Am 26.04.24 startet das Klavier-Festival Ruhr, das kulturelle Leitprojekt des Initiativkreis Ruhr unter der Schirmherrschaft von Leonhard Birnbaum, Vorstandsvorsitzender der E.ON (Hauptsponsor).
Katrin Zagrosek, die neue Intendantin des Klavier-Festival Ruhr ist eine Zäsur für die Veranstaltung. Sie leitet und organisiert das weltweit größte Festival seiner Art und geht dabei neue Wege. Wir hatten das Vergnügen und die Ehre, so kurz vor Beginn des Festivals ein Interview mit ihr führen zu können.
Dass es dieses Mal unsere besondere Aufmerksamkeit erfahren hat, liegt daran, dass nach fast 30 Jahren das Festival von Katrin Zagrosek als Intendantin geleitet wird, die Franz-Xaver Ohnesorg nach dessen Tode ablöste.
Sie setzte sich gegen über 60 weitere Bewerber durch.
Eine besondere Frau, ein besonderes Interview. Kommend aus Mönchengladbach, Grundschulzeit in Wien und Frankfurt/Main bis zum Abitur in Frankfurt, Auslandssemester, Studium in Lüneburg und Berlin. Berufsjahre ebenso aufregend. 3 Jahre Freiburg/Breisgau, dann für immerhin 7 Jahre in Hannover, dann 5 Jahre in Stuttgart.
Frau Zagrosek: Sie sind sehr viel rumgekommen und wohnen seit ca. 9 Monaten im Essener Süden.
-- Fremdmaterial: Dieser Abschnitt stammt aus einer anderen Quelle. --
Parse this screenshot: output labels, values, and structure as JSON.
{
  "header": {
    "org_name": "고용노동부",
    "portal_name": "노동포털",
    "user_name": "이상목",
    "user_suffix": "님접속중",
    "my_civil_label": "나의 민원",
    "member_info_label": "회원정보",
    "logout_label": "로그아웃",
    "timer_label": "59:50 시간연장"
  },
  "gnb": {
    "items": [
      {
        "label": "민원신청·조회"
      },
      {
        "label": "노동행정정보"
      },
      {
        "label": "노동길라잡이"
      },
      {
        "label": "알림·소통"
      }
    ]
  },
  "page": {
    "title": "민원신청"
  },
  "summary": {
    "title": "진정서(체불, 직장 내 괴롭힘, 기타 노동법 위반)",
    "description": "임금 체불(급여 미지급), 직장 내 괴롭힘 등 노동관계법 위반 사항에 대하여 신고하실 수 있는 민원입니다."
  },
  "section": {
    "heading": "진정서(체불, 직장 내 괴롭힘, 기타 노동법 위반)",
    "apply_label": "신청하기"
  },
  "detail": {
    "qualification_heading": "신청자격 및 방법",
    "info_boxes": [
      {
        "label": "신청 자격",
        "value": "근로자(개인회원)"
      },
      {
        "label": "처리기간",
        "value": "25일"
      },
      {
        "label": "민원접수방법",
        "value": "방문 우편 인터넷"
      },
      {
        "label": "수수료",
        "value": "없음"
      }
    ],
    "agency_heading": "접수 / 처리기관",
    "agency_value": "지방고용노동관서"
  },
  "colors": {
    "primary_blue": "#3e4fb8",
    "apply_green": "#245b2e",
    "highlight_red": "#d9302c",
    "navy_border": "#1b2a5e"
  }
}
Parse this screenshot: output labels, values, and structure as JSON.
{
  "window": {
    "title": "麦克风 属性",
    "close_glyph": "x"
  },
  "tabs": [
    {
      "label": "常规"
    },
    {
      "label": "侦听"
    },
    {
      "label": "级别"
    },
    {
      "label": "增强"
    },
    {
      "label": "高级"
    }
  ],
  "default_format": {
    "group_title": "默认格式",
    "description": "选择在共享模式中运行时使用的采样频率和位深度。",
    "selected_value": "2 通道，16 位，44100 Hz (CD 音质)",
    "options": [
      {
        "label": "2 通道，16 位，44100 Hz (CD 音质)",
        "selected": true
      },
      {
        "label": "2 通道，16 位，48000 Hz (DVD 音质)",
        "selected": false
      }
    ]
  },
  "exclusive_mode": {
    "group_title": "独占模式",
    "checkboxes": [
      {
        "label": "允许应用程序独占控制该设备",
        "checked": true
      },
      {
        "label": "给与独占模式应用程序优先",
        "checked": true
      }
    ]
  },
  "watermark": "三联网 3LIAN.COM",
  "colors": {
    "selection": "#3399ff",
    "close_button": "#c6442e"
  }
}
Haben Sie nicht irgendwann einmal den Wunsch sich niederzulassen?
Ja, dass könnte ich mir vorstellen. Zum Beispiel im Ruhrgebiet, vielleicht sogar hier in Essen.
Warum gerade hier?
Nach 100 Tagen im Amt als Intendantin bin ich viel im Ruhrgebiet gereist. Hier ist es entspannt und schön grün. Im Moment wohne ich in der Nähe vom Baldeneysee. Ich erlebe die Menschen hier als herzlich und offen.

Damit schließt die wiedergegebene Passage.